Monday, Jan. 22, 1940
A Little Knowledge
Long has the New York Stock Exchange wailed that nobody understands it at all. Recently it hired Elmo Roper, specialist who conducts FORTUNE'S Survey, to find out for sure. He sampled 5,166 men and women, carefully scattered as to place, age, income, occupation. Last week the Exchange published the first installment of his findings: the answer to what the U. S. doesn't know about it.
>Only 33.5% of those interviewed said that they or their families had ever owned stocks. In the Rocky Mountain States it was 43.6%.
>Of 1,713 who had owned stocks, 27.5% said they had made money by it, 24.6% that they broke even, 44.4% that they lost.

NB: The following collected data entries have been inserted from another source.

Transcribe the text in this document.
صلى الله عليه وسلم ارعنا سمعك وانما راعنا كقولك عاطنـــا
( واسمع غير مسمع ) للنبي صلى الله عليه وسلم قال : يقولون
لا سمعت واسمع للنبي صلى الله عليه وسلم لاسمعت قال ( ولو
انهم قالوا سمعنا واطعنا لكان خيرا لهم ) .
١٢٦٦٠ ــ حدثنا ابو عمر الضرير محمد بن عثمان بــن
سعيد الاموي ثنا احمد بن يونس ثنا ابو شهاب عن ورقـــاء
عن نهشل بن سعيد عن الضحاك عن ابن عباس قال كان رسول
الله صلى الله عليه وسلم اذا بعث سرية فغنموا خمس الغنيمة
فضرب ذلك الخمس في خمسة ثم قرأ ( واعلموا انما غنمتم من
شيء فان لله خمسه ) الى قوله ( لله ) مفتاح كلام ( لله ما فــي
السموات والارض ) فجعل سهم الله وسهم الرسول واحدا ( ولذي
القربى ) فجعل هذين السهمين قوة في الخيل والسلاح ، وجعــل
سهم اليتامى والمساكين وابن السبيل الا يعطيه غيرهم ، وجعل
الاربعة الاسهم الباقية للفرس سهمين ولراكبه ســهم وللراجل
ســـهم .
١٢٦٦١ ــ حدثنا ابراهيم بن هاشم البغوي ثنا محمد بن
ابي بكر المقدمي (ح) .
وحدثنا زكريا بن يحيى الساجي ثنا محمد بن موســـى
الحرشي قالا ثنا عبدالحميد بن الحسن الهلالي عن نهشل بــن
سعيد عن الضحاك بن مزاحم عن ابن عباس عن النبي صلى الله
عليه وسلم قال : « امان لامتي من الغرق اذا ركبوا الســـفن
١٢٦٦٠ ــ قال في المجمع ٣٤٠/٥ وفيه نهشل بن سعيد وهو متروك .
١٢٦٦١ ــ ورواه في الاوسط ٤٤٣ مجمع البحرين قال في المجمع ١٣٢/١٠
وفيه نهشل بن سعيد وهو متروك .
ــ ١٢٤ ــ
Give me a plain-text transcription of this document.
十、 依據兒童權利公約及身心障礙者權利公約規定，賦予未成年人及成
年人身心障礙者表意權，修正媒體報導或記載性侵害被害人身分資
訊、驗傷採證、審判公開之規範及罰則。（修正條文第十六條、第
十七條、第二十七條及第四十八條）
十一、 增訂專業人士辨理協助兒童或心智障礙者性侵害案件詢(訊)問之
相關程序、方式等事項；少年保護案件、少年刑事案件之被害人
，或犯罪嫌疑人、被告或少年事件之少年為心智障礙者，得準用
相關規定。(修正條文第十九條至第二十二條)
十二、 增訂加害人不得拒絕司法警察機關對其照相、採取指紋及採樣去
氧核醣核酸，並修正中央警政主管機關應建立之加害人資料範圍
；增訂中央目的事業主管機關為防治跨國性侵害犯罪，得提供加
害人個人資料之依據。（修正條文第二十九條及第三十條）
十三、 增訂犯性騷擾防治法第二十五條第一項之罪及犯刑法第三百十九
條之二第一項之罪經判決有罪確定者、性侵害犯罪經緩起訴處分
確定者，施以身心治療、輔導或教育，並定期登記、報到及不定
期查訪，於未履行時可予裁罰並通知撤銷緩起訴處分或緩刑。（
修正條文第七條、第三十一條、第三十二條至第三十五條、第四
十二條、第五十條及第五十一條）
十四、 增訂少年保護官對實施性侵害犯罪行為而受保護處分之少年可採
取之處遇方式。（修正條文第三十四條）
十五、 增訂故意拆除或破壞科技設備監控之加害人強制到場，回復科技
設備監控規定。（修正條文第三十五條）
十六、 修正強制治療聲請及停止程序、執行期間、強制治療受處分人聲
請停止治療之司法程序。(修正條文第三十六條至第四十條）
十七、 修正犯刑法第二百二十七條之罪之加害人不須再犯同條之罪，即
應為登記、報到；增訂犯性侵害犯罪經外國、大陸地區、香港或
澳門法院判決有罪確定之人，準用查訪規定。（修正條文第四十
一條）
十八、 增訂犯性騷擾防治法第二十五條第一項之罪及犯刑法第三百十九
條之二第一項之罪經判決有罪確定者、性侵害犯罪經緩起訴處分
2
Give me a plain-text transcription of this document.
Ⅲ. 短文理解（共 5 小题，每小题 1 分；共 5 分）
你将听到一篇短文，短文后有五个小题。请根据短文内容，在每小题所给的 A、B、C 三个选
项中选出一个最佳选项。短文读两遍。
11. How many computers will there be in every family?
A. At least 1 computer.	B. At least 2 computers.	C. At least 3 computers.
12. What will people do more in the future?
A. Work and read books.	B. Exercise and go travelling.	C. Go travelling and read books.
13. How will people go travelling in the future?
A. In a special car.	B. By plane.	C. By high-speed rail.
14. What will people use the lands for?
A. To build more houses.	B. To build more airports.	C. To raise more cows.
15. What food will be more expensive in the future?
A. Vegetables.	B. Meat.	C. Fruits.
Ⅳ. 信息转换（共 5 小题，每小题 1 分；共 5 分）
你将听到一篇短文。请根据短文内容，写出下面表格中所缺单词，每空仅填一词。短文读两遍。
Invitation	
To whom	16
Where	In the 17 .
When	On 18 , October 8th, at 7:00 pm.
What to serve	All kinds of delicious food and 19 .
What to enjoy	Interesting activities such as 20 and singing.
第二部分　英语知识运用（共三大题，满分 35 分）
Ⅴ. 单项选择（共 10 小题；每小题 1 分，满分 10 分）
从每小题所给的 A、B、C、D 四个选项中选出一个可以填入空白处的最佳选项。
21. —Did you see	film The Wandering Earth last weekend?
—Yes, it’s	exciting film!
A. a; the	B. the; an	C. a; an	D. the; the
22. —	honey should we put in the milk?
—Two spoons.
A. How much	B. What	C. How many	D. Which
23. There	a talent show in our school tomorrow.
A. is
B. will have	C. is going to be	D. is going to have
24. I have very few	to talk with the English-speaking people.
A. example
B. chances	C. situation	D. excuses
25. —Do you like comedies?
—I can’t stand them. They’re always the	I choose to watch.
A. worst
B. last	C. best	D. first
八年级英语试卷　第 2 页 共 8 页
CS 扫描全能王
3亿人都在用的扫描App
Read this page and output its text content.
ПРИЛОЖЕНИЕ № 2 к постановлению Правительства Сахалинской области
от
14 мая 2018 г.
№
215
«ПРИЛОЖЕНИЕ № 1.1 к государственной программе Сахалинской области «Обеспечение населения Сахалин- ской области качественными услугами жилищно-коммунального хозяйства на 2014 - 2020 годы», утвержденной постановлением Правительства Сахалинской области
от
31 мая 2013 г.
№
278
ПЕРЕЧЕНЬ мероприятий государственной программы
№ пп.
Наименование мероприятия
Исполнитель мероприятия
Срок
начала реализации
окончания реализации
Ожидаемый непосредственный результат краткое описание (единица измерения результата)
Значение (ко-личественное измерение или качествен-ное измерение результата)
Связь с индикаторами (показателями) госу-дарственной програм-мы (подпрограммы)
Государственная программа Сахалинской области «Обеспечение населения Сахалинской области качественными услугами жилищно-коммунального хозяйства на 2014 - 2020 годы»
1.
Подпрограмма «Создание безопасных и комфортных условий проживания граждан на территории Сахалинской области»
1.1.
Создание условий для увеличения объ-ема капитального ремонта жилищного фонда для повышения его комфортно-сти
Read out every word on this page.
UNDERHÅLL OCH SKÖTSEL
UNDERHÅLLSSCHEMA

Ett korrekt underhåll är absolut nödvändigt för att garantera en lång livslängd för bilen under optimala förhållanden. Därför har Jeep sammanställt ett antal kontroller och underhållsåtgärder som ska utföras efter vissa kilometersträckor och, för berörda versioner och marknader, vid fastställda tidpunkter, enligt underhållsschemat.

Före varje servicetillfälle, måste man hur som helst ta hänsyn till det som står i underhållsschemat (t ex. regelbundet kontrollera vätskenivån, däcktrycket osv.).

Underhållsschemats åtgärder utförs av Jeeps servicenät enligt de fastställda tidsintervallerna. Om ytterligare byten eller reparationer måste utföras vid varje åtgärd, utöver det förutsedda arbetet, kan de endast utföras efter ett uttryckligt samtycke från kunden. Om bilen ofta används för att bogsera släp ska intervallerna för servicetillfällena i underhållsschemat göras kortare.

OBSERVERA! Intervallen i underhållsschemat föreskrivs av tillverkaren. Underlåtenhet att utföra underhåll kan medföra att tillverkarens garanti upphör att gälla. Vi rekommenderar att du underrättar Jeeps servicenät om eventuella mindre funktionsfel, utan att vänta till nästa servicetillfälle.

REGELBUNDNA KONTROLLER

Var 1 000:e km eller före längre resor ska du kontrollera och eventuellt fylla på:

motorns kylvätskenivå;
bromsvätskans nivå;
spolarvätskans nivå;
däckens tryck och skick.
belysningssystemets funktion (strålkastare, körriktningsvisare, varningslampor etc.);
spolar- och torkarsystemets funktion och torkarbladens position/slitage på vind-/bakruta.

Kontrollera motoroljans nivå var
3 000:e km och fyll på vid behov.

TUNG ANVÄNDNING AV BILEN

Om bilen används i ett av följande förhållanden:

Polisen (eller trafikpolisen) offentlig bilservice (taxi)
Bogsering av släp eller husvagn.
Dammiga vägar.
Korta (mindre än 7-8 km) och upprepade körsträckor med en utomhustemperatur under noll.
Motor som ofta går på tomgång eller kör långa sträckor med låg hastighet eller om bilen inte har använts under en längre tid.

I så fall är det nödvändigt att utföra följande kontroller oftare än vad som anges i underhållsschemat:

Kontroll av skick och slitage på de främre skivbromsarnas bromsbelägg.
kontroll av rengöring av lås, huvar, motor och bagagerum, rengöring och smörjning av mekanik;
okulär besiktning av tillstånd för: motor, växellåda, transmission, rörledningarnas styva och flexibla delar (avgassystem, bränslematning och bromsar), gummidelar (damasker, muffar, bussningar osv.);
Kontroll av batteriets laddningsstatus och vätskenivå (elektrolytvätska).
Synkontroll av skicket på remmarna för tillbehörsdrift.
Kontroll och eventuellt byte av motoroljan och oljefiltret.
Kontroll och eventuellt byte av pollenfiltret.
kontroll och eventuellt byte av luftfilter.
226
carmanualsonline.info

The others didn't know.
>39.6% said they paid no attention whatever to the stockmarket, 23% noticed big rises and falls, 15.1% followed "general quotations fairly regularly," 11.6% followed "certain stocks."
>34.9% thought "any small investor who buys stocks on the New York Stock Exchange is foolish"; 44.6% that "only 'insiders' can make much money on the stockmarket over a period of time"; 52.1% said speculation was gambling; 60% that anyone who buys stocks and bonds is speculating.
>78.8% were sure that stocks and bonds of companies are bought and sold on the New York Stock Exchange; the rest answered "no" or were not sure; 33.6% knew it traded in government bonds, 24.2% thought grain, 8.7% thought that the stock bought and sold on the Exchange is livestock.
>23.6% said that if they had extra money they would invest it in real estate; only 11.6% would invest in stocks.
>41.6% had no idea whether the Exchange was useful or useless; 13.6% called it "useful and well-run"; 26.8% said "it has done many things it should not have done, but we still need it"; 13.2% thought it "could be a useful institution but it won't be until drastic changes in it are made"; only 4.8% belonged to the radical fringe who believed "it has been a useless institution and should be done away with entirely."